Wilson tells the story of the various styles of football practiced in Argentina, and their ebbs and flows, with acuity. But he’s even better at describing the talents of Argentina’s numerous great footballers, particularly the triumvirate of Alfredo di Stéfano, Diego Maradona and Lionel Messi, and the politics that subsumed, and continues to subsume in Messi’s case, their careers. He quotes the novelist Eduardo Sacheri with a view to ending the Messi versus Maradona comparisons. ‘It isn’t Messi’s fault,’ Sacheri had said, ‘that we Argentineans are incapable of ending our mourning for Diego.’ But the debate, as tiresome as it is, refuses to go away. There is a belief, perhaps on account of Messi’s comparatively more privileged upbringing, Wilson notes, that unlike Maradona, or his own contemporary Carlos Tevez, Messi lacks the attributes of a pibe. In the 1920s, the journalist Borocoto would describe, in Wilson’s words, the ‘pibe’ as something of a ‘liminal figure, the urchin who will make his way through life with a combination of charm and cunning’, as the kind of player who defines the ethos of the local Argentinean born footballer.

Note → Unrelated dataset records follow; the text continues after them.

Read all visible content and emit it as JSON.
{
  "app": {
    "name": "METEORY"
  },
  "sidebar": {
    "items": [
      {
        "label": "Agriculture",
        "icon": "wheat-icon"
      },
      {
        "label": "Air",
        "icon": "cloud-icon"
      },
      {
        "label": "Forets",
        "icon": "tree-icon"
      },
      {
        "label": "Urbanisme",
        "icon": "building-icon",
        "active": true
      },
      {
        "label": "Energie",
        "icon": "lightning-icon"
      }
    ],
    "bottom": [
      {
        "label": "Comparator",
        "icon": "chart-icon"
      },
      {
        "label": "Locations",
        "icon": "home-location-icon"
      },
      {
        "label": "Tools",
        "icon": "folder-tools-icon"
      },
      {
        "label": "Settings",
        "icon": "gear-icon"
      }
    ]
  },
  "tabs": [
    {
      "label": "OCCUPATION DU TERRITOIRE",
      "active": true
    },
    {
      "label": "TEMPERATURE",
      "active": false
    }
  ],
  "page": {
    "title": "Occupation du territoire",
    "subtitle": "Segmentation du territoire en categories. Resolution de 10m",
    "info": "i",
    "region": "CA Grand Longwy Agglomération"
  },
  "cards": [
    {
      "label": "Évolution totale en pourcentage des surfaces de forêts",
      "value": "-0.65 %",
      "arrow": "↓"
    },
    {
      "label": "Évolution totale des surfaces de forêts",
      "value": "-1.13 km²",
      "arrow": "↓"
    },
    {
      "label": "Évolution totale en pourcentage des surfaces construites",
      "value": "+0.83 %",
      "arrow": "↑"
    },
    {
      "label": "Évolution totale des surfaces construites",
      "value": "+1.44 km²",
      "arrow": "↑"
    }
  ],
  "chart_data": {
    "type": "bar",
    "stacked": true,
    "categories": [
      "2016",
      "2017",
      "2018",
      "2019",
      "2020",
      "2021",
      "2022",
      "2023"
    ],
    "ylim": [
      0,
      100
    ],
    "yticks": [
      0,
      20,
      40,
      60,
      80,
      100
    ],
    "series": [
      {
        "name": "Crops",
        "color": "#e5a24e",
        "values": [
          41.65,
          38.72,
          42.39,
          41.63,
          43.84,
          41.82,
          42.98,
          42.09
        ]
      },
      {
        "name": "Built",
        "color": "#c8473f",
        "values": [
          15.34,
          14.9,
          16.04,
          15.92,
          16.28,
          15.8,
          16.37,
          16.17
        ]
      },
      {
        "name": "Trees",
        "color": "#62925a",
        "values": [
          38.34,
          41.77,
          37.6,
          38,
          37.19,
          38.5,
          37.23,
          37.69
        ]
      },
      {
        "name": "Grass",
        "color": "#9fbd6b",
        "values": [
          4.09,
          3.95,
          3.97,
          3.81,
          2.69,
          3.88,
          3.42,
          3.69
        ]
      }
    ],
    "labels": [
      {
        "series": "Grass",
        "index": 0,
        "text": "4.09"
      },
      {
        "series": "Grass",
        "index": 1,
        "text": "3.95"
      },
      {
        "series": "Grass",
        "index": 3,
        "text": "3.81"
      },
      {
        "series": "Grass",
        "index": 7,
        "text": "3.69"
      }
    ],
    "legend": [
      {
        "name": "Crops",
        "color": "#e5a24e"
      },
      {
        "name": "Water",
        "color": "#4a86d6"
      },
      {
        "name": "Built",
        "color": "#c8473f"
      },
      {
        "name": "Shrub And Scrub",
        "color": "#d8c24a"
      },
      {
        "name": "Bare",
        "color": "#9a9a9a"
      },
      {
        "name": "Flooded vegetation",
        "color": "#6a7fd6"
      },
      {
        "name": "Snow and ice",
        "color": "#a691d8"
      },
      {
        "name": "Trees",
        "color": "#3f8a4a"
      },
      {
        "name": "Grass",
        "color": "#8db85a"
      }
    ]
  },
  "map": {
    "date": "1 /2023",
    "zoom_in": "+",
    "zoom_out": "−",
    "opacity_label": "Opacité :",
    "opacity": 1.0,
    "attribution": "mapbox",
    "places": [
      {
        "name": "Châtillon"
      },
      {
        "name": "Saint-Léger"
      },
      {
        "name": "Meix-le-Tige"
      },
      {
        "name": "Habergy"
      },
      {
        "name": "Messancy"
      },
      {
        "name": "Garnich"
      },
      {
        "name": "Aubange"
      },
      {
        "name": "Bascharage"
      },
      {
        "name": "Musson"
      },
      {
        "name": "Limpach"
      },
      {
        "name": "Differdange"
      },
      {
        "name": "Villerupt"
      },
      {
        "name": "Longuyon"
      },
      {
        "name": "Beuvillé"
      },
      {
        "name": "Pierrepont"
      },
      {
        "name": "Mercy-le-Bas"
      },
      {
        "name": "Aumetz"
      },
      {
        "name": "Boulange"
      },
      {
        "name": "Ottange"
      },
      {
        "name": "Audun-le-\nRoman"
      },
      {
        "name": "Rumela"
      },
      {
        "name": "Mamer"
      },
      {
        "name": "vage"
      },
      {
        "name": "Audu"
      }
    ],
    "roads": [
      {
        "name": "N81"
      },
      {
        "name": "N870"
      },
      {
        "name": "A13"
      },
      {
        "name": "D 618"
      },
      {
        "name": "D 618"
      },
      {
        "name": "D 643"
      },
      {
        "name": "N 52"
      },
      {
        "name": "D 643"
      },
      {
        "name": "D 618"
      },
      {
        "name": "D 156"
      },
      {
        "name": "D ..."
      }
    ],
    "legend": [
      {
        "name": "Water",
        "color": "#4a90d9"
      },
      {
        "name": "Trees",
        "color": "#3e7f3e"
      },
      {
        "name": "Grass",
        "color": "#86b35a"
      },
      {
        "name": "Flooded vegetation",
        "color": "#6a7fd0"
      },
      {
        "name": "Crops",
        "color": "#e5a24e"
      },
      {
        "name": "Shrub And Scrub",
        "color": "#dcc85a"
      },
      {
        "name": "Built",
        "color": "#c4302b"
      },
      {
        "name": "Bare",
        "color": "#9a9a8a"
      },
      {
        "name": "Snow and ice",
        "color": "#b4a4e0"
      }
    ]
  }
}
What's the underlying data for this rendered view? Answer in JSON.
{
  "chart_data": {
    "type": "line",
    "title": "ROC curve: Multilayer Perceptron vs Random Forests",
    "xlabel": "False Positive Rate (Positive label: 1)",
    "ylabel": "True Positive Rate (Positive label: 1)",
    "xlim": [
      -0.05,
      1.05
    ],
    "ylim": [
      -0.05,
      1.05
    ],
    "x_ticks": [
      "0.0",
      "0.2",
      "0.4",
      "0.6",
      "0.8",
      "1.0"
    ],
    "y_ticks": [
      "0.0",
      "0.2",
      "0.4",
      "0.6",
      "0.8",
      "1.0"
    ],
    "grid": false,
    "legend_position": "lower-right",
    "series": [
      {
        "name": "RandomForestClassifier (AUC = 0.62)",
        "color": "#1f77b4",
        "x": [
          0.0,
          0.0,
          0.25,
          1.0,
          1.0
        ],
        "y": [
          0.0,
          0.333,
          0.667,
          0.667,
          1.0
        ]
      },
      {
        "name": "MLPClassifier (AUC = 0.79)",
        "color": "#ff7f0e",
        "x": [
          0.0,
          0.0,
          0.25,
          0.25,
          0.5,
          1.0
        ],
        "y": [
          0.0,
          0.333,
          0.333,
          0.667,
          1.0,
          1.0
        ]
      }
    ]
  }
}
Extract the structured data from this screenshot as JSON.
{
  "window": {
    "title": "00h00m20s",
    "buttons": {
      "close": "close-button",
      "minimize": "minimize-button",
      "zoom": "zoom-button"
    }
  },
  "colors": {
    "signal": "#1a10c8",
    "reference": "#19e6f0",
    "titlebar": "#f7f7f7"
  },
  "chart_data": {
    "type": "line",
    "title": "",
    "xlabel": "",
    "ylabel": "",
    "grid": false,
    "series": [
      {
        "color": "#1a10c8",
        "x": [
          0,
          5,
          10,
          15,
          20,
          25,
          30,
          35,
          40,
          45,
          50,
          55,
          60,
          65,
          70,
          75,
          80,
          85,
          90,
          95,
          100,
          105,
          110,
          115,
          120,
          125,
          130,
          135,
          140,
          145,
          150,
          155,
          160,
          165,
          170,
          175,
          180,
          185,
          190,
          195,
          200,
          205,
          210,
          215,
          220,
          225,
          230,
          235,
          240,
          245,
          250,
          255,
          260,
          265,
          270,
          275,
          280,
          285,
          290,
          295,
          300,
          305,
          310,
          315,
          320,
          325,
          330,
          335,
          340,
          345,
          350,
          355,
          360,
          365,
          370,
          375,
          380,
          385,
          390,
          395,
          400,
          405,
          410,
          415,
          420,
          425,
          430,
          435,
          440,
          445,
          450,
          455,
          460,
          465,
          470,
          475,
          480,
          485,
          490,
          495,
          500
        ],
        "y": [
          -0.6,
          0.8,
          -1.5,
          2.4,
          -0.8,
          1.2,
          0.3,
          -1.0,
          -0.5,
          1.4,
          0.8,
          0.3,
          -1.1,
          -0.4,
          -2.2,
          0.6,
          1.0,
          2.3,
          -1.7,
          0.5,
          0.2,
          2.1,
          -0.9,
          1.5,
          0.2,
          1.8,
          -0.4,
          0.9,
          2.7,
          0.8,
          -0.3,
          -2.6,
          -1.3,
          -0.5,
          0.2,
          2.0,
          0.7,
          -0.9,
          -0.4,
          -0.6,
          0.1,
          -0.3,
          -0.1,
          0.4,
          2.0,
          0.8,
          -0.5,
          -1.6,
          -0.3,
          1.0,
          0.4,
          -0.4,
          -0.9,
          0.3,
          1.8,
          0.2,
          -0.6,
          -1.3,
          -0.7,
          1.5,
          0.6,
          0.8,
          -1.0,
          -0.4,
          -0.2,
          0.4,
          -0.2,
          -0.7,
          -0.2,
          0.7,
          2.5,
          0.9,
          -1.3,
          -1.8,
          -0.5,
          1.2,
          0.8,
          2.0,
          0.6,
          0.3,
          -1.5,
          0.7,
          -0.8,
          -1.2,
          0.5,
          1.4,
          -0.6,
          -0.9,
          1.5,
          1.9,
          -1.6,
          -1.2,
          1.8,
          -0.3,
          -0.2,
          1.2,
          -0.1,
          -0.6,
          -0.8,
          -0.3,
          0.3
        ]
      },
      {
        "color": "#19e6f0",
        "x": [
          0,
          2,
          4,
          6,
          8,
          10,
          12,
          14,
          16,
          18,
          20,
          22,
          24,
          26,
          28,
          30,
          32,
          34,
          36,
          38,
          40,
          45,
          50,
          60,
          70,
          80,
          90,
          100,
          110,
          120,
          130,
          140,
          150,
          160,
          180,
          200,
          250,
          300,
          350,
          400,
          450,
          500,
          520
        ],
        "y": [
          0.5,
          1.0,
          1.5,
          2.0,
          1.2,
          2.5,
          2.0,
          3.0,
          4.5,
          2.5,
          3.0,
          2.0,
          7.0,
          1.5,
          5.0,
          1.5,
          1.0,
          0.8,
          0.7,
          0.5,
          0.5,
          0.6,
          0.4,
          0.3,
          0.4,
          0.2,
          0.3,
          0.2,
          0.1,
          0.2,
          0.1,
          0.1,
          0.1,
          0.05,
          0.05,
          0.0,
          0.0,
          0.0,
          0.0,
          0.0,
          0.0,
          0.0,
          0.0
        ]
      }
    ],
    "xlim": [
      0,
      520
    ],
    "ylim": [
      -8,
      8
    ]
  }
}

Also prominent in Angels with Dirty Faces is an erudite description of Argentina’s economy, its growth and decline, and its impact on the country’s football. In 2014, for instance, with the country in deep recession, its President Cristina Kirchner announced a new platform, ‘Fútbol para todos’—Football for all. Through it, Kirchner promised that all top-flight Argentinean league matches would be screened live on free television channels. “We will no longer hijack goals,” Kirchner announced, referencing the fact that viewers were able to see the goals for the first time only during a short highlights package on the weekend. “You kidnap the goals until Sunday, as you hijack the images and words. As they kidnapped 30,000 Argentineans. I want this to be no more a society of kidnapping. I want this to be a society that is freer every day.” As Wilson rightly observes, Kirchner’s rhetoric was astonishing in its impunity: ‘how could a television rights deal of the sort that is common across the world be compared to state-sanctioned torture and murder?’ But such is the place that football occupies in Argentina’s society; it may not be a sport that is immune from the economy’s vagaries, but it is a sport that has throughout modern Argentinean history always served the ends of politics. ‘While the book is primarily a history of football,’ Wilson writes, in his prologue, ‘so entwined are the political and socio- economic strands, so inextricably is football bound up with all public life, that this is also a book about Argentina.’ An ambitious claim to make, but one that Angels with Dirty Faces does live up to.